I’ve found that (shredded) rotisserie chicken from our favorite grocery store works very well too and eliminates the hassle of having to prepare chicken just for this recipe.
On this Sunday afternoon, along with this great tasting pizza, came another fun component to the day. Our oldest son’s friend, Noah – a budding 17 year old entrepreneur and aspiring photographer asked if he could do a photo shot with me.
It had been a long time since I had done a joint photo shoot and I enthusiastically consented. There is something special about the energy of a younger person who is excited about their future and their passion. We essentially made the pizza together, shooting as we went and of course after.

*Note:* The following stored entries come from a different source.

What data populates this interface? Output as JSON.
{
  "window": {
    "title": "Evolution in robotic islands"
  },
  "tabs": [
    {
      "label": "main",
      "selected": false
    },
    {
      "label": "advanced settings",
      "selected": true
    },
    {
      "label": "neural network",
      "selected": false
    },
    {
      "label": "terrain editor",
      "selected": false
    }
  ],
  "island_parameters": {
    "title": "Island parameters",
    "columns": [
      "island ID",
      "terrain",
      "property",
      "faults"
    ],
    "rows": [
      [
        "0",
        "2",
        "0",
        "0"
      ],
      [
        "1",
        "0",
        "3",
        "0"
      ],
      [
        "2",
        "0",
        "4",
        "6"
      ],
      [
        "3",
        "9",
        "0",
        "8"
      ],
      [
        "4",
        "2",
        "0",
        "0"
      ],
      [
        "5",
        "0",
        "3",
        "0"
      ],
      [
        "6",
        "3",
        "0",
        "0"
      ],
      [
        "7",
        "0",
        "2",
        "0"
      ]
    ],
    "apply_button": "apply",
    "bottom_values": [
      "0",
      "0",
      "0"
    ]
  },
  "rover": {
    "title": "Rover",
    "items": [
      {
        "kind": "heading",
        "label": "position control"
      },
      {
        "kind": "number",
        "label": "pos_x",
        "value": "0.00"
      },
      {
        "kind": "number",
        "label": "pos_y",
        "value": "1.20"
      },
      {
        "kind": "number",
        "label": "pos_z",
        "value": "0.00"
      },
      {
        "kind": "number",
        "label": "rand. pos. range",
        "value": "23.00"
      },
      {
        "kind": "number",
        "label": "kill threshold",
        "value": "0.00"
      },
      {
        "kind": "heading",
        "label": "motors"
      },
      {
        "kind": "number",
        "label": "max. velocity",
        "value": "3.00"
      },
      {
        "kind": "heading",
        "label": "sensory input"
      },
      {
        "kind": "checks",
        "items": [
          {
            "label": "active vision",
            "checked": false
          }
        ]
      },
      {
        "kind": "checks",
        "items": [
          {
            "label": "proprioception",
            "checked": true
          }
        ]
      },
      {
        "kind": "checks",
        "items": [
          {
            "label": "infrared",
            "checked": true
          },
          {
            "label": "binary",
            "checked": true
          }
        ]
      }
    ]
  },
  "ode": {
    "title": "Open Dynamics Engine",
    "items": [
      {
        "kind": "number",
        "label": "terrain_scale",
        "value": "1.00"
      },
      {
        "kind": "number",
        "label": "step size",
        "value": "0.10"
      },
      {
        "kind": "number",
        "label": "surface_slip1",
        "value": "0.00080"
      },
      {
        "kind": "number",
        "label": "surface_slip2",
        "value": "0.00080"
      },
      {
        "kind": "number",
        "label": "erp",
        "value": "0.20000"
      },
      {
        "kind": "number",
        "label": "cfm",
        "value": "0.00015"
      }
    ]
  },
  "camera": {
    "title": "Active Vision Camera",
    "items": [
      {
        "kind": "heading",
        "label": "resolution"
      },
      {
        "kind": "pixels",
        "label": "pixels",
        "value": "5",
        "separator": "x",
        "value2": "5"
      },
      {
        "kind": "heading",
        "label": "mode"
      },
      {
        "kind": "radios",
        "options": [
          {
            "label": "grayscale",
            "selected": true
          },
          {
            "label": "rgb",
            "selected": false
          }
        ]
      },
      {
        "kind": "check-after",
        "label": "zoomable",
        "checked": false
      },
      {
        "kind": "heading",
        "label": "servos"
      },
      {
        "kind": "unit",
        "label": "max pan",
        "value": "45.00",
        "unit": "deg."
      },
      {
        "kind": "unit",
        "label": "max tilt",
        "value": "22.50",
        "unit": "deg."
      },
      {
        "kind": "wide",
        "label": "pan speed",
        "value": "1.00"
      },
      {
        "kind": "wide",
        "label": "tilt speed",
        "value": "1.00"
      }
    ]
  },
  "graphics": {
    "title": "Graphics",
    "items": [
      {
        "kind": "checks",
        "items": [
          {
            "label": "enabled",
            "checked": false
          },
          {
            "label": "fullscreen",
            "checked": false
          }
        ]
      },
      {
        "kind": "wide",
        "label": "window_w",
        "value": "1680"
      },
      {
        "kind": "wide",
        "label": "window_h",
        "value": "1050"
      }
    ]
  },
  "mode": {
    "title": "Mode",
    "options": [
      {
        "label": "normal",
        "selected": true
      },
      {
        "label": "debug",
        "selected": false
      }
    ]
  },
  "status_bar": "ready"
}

Some three hours and maybe a few crumbs later, we found ourselves packing up for the hour ride back to to “town” and plans for the following cottage weekend already in motion. We love summer, and we love pizza. Hope you try this one! -Dan
- Pizza Dough
- 1 tablespoon olive oil
- ¼ cup green onion thinly sliced
- 1-2 cloves garlic diced
- 1 cup crunchy peanut butter
- ¼ cup low sodium soy sauce
- ½ cup coconut milk
- 2 tablespoons brown sugar
- 1 teaspoon kosher salt
- 1 teaspoon fish sauce optional
- 1 hot chili pepper seeded and finely chopped
- ¼ cup cilantro leaves chopped (and more for garnish)
- juice from 1 lime or ½ lemon
- 1 ½ cups shredded chicken rotisserie chicken works great!
- ½ cup shredded white cheddar cheese
- 1 tablespoon crushed red peppers
- Preheat oven to highest setting (if using pizza stone) or 400 degrees F. if using medal baking sheet.
- Using large saute pan, warm olive oil over medium heat and add green onions and garlic, sauteing until tender and translucent.
- Add peanut butter and coconut milk, stirring until melted and thoroughly incorporated.
- Add soy sauce, brown sugar, salt, fish sauce, chopped chili pepper, cilantro leaves and lime or lemon juice.
- Stir mixture over low heat until completely blended.
- Place dough on stone or baking sheet and top with sauce.
- Evenly distribute chicken over sauce.
- Top with cheese and red peppers
- Place in oven for 18-25 minutes, until crust is golden brown.
- Garnish with additional cilantro leaves.
In lieu of crunchy peanut butter, use creamy type and crush some peanuts for added texture.